Feeding-based RNAi experiments were performed as described (21). RNAi clones were obtained from either the Vidal (65) or Ahringer (66) libraries. RNAi bacterial strains were grown at 37 °C in Lysogeny broth containing 50 μg/mL ampicillin. The overnight culture was then diluted 1:10. After 4 h of incubation at 37 °C, 1 mM isopropyl β-d-1-thiogalactopyranoside (IPTG) was added, and 60 to 100 μL was seeded onto 35-mm agar plates containing 1 mM IPTG. Seeded plates were allowed to dry and used within 5 d when kept at room temperature. For skn-1 RNAi, 5 to 10 L4 animals were placed on each RNAi plate; 24 h later, they were transferred to another RNAi plate to lay eggs for 12 h. The adults were then removed, leaving the embryos to develop for an extra 5 to 7 h. Embryos expressing birefringent gut granules were quantified and imaged on an agar pad using a Nikon Ti-E inverted microscope under dark field with polarized light (SI Appendix, Fig. S1B). We note that the skn-1 sequence is highly conserved in the isotypes used in this study. It is therefore highly unlikely that variation in skn-1(RNAi) phenotypes is attributable to underlying skn-1 polymorphisms.
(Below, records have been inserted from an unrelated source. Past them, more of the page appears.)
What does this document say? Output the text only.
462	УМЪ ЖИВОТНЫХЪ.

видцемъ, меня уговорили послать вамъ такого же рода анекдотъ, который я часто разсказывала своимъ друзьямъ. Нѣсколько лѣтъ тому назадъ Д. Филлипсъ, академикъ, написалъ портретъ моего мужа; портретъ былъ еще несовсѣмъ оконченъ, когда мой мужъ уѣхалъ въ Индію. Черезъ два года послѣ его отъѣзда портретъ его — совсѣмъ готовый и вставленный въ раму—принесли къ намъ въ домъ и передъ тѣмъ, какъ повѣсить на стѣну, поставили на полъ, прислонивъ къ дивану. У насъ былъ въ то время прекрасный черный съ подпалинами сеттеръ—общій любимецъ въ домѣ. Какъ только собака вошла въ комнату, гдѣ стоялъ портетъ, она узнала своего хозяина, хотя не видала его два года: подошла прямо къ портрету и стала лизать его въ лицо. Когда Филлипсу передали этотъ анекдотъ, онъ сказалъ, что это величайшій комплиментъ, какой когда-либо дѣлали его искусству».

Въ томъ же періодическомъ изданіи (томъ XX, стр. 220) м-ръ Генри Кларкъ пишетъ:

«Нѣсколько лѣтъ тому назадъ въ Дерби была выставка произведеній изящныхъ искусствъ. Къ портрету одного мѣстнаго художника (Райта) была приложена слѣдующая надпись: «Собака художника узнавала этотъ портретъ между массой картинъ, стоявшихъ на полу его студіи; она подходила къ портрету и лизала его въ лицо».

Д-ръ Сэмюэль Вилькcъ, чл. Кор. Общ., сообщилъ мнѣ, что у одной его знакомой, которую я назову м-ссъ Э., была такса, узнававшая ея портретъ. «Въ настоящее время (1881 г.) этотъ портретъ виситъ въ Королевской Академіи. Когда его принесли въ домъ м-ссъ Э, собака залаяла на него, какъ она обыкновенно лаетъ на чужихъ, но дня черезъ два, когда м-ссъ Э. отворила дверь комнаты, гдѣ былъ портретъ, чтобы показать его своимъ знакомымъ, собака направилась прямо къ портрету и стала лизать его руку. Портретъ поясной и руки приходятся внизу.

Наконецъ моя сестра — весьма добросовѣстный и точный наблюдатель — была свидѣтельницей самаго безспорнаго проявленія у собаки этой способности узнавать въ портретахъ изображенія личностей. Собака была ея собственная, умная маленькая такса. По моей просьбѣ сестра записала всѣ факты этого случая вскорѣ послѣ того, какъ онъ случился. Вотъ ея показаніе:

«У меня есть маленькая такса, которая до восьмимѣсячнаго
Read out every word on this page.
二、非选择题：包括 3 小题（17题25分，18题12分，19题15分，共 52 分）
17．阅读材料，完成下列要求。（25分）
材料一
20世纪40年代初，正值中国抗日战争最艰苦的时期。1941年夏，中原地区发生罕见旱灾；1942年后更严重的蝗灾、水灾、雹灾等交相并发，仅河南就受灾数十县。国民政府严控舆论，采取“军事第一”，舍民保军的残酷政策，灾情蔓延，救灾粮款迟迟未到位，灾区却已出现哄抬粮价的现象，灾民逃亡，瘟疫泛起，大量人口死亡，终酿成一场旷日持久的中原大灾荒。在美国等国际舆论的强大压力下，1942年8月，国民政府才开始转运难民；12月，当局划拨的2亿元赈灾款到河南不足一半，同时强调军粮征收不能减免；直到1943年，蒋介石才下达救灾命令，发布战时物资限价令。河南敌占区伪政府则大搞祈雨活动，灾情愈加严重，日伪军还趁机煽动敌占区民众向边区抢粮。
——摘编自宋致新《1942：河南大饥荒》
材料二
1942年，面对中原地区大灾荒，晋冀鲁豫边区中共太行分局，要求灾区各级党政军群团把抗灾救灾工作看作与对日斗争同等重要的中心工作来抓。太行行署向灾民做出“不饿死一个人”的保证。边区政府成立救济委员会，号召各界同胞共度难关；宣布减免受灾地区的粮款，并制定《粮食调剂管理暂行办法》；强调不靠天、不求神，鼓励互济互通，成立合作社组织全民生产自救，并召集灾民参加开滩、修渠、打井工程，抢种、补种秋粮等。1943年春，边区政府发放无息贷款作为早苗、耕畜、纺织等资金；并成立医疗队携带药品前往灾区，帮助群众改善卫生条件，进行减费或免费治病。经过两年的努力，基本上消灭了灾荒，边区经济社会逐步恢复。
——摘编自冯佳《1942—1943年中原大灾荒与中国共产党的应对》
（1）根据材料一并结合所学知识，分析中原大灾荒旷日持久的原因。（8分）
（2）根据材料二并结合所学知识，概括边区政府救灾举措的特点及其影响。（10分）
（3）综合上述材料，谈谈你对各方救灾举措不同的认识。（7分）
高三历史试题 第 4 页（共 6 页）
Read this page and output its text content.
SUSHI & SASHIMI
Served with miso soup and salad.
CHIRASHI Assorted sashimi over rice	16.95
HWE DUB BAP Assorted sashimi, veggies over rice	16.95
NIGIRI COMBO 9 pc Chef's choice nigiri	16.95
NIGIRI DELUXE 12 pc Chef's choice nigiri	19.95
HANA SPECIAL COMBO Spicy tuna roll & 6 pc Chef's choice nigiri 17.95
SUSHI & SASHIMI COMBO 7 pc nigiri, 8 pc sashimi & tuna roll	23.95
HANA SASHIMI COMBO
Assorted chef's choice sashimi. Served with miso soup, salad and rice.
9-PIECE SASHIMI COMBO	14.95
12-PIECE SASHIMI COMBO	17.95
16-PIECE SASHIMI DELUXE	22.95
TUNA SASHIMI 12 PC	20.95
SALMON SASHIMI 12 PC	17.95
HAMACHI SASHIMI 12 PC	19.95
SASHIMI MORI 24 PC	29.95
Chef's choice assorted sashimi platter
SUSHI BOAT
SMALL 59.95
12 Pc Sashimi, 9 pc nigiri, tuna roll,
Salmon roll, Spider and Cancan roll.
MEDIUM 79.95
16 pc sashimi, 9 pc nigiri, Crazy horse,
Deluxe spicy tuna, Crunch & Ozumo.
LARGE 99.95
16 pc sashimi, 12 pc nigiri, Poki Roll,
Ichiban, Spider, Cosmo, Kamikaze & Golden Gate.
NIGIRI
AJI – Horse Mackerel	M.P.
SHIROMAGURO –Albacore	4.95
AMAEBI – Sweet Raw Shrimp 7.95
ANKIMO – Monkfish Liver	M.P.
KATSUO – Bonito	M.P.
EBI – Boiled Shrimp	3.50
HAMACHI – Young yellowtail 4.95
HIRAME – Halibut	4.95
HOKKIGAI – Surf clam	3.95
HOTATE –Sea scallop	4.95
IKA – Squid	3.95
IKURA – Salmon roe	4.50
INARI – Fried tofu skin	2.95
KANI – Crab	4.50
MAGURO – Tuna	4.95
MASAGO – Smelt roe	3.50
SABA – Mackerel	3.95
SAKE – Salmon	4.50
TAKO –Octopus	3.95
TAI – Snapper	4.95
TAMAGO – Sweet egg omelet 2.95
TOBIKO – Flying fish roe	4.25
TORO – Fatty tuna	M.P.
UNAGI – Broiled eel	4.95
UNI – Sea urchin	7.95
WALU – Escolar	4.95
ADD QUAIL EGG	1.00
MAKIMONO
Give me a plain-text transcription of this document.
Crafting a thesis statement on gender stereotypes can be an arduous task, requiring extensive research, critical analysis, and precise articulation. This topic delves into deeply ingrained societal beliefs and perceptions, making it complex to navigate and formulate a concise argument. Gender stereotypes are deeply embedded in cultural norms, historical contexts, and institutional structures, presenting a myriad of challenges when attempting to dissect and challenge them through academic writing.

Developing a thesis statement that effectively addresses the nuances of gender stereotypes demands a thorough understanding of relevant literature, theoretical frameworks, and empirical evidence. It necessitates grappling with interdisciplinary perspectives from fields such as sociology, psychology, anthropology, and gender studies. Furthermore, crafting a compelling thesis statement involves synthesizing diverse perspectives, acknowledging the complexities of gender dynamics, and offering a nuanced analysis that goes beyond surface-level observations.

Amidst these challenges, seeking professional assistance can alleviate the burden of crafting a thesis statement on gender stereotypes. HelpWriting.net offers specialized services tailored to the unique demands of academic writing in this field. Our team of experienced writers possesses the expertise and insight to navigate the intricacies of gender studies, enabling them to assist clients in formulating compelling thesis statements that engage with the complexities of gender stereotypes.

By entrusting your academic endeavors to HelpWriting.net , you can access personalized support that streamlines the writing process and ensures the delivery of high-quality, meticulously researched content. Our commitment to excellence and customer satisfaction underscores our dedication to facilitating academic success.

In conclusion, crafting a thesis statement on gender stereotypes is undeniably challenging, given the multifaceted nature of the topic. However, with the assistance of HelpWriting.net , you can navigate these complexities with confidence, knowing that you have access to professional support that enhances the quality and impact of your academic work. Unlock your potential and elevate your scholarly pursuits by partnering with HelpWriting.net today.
For met-2, set-32, nrde-4, prg-1/2, and ced-4 RNAi, 15 to 30 F3 L4 animals showing POE were placed on plates of Escherichia coli containing an empty control vector (L4440) or expressing dsRNA; 24 h later, they were transferred to another RNAi plate and allowed to lay eggs for another ∼7 h. The adults were then removed, and the F4 animals were allowed to develop on RNAi feeder bacteria. F4 L4 larvae were used for the skn-1 RNAi assay for POE as described above (Fig. 4A).

Data Availability.

All data generated or analyzed during this study are included in this article and SI Appendix.